Friday, August 3, 2018

I am considered pretty perfect, but, if one thing goes wrong, then people find a way...
Are there stars out there acting like someone has to be with my dad?
A lot of our fantasies have terminated.
Late Boomers are trained to torment Generation X/XY.  The only thing I was living for after my parental generation retire from life and such is to care about others's kids.

Like, Late Boomers will be sensitive even if they lift one finger for us or give us a pat on the back, which is only for the glory.
What are you all doing, waiting for the bad news so you can make your next move?
My dad secretly called me his little girl or something.
I was cleaning my room and having some fun posting online and feel life has regressed for me, like I did something I wasn't supposed to do.

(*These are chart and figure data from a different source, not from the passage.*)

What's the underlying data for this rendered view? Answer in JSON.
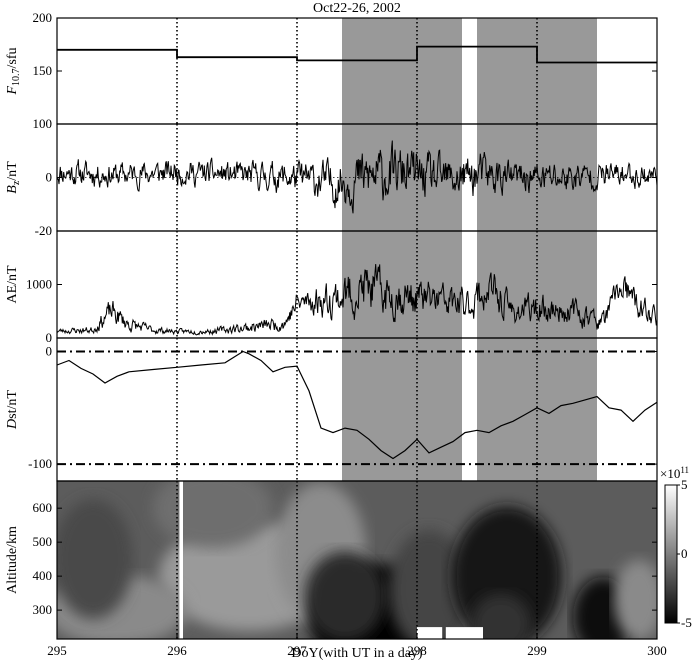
{
  "chart_data": {
    "type": "line",
    "title": "Oct22-26, 2002",
    "xlabel": "DoY(with UT in a day)",
    "xlim": [
      295,
      300
    ],
    "x_ticks": [
      "295",
      "296",
      "297",
      "298",
      "299",
      "300"
    ],
    "day_boundaries": [
      296,
      297,
      298,
      299
    ],
    "shaded_intervals": [
      [
        297.375,
        298.375
      ],
      [
        298.5,
        299.5
      ]
    ],
    "colors": {
      "line": "#000000",
      "shade": "#999999",
      "frame": "#000000"
    },
    "panels": [
      {
        "id": "f107",
        "ylabel": "F10.7/sfu",
        "ylabel_base": "F",
        "ylabel_sub": "10.7",
        "ylabel_rest": "/sfu",
        "ylim": [
          100,
          200
        ],
        "y_ticks": [
          "200",
          "150",
          "100"
        ],
        "y_tick_values": [
          200,
          150,
          100
        ],
        "series": [
          {
            "type": "step",
            "x": [
              295,
              296,
              297,
              298,
              299,
              300
            ],
            "y": [
              170,
              163,
              160,
              173,
              158
            ]
          }
        ]
      },
      {
        "id": "bz",
        "ylabel": "Bz/nT",
        "ylabel_base": "B",
        "ylabel_sub": "z",
        "ylabel_rest": "/nT",
        "ylim": [
          -20,
          20
        ],
        "y_ticks": [
          "0",
          "-20"
        ],
        "y_tick_values": [
          0,
          -20
        ],
        "zero_line": "dotted",
        "series": [
          {
            "type": "noisy",
            "seed": 11,
            "x": [
              295,
              295.5,
              296,
              296.5,
              297,
              297.3,
              297.6,
              297.9,
              298.2,
              298.5,
              298.8,
              299.2,
              299.6,
              300
            ],
            "y": [
              2,
              1,
              2,
              1,
              0,
              -2,
              0,
              2,
              -1,
              1,
              0,
              0,
              1,
              1
            ],
            "noise": [
              4,
              4,
              4,
              4,
              5,
              7,
              9,
              8,
              7,
              7,
              5,
              5,
              4,
              4
            ]
          }
        ]
      },
      {
        "id": "ae",
        "ylabel": "AE/nT",
        "ylim": [
          0,
          2000
        ],
        "y_ticks": [
          "1000",
          "0"
        ],
        "y_tick_values": [
          1000,
          0
        ],
        "series": [
          {
            "type": "noisy",
            "seed": 23,
            "x": [
              295,
              295.3,
              295.45,
              295.6,
              295.8,
              296,
              296.3,
              296.6,
              296.9,
              297,
              297.2,
              297.4,
              297.6,
              297.75,
              298,
              298.2,
              298.4,
              298.6,
              298.8,
              299,
              299.3,
              299.55,
              299.7,
              299.85,
              300
            ],
            "y": [
              130,
              150,
              500,
              250,
              150,
              120,
              130,
              200,
              280,
              650,
              700,
              800,
              950,
              800,
              750,
              700,
              600,
              900,
              500,
              550,
              500,
              300,
              1000,
              550,
              400
            ],
            "noise": [
              40,
              60,
              200,
              120,
              60,
              40,
              50,
              90,
              120,
              200,
              250,
              350,
              400,
              350,
              300,
              280,
              260,
              320,
              220,
              220,
              200,
              150,
              250,
              220,
              150
            ]
          }
        ]
      },
      {
        "id": "dst",
        "ylabel": "Dst/nT",
        "ylabel_base": "D",
        "ylabel_rest": "st/nT",
        "ylim": [
          -115,
          12
        ],
        "y_ticks": [
          "0",
          "-100"
        ],
        "y_tick_values": [
          0,
          -100
        ],
        "dashdot_levels": [
          0,
          -100
        ],
        "series": [
          {
            "type": "line",
            "x": [
              295,
              295.1,
              295.2,
              295.3,
              295.4,
              295.5,
              295.6,
              295.8,
              296,
              296.2,
              296.4,
              296.55,
              296.6,
              296.7,
              296.8,
              296.9,
              297,
              297.1,
              297.2,
              297.3,
              297.4,
              297.5,
              297.6,
              297.7,
              297.8,
              297.9,
              298,
              298.1,
              298.2,
              298.3,
              298.4,
              298.5,
              298.6,
              298.7,
              298.8,
              298.9,
              299,
              299.1,
              299.2,
              299.3,
              299.4,
              299.5,
              299.6,
              299.7,
              299.8,
              299.9,
              300
            ],
            "y": [
              -12,
              -8,
              -15,
              -20,
              -28,
              -22,
              -18,
              -16,
              -14,
              -12,
              -10,
              0,
              -2,
              -8,
              -18,
              -14,
              -13,
              -35,
              -68,
              -72,
              -68,
              -70,
              -78,
              -88,
              -95,
              -88,
              -78,
              -90,
              -85,
              -80,
              -72,
              -70,
              -72,
              -66,
              -62,
              -56,
              -50,
              -55,
              -48,
              -46,
              -43,
              -40,
              -50,
              -52,
              -62,
              -52,
              -45
            ]
          }
        ]
      },
      {
        "id": "density",
        "ylabel": "Altitude/km",
        "ylim": [
          215,
          680
        ],
        "y_ticks": [
          "600",
          "500",
          "400",
          "300"
        ],
        "y_tick_values": [
          600,
          500,
          400,
          300
        ],
        "colorbar": {
          "label": "×10^11",
          "label_base": "×10",
          "label_exp": "11",
          "range": [
            -5,
            5
          ],
          "ticks": [
            "5",
            "0",
            "-5"
          ],
          "tick_values": [
            5,
            0,
            -5
          ]
        },
        "gaps": [
          [
            296.02,
            296.05
          ]
        ],
        "white_blocks": [
          [
            298.0,
            298.21,
            215,
            250
          ],
          [
            298.24,
            298.55,
            215,
            250
          ]
        ]
      }
    ]
  }
}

I feel pecked at all day by the people monitoring me in private.
Why do people and the people monitoring me in private just negate what I say like a racist button telling me I'm bad? and see how fast they can do it.

cont.

like why I don't look as good, like look upset or emotionally hurt etc. or ruined etc.
I don't know what I'm being told yes and no to.  I don't have to live with older people I like.  What if there is something and I'm told a shameful no because of people involved with my life being monitored in private ... ruined it for me.
I wanted to talk about other people.
People think there is nothing else to talk about and misrepresent me.
What happened to everyone and my relationships waiting for me in life?
People keep trying to confront me about it.  People are being mean because of others, too.
Think how much people seem to have made the lady suffer.
So, why do I suffer so much?

Don't ruin my relationship in the process, whatever it is.  I guess you can't ruin it if you swear there's nothing else to question.
They want to think I am cornering people, but I'm being cornered.
People are carefreely assuming I'm supposed to have such a bad life.
See?  Everyone is excited now.
People are not fun to talk to.  If it were someone else, they could "have" whatever it is they are having.
"What's wrong with this picture?"
I'm just being happily told by "nurses" around me that I "can't have it."
If everyone just cares about their career and not about meeting people they preach to me, why don't they clear my way?
They sorta stole a relationship I had and maybe in some ways lost, but that's okay on their part.
I guess everyone is just fast-forwarding my life and wants to talk about inappropriate ideas, like I brought it up for me.
It seems like the excitement is rising as I'm slowly being told no a lot of my time.  I do suffer and wonder what to do with my life.  They think I'm bad and they are cleaning me up.  They kinda messed me up.  Also, I'm having a hard time finding food I like.
I'm sick of "stupid messages."  People think I am rude to Late Boomers, like how I act in real life.  I don't care how much trouble they are in in Hollywood.  I am polite, and these people are "acting a fool" and I don't care about them.

They think that an older lady I like is exploited because she was nice to me and I have to accept it.
I bet some people out there would like to talk to me, but no I am not alone.
If it's fun to be alone sometimes, I don't have that, neither, though some of it is fun.  So, my time is spent in strange ways.  I'm being told mixed messages, but I didn't ask for anything.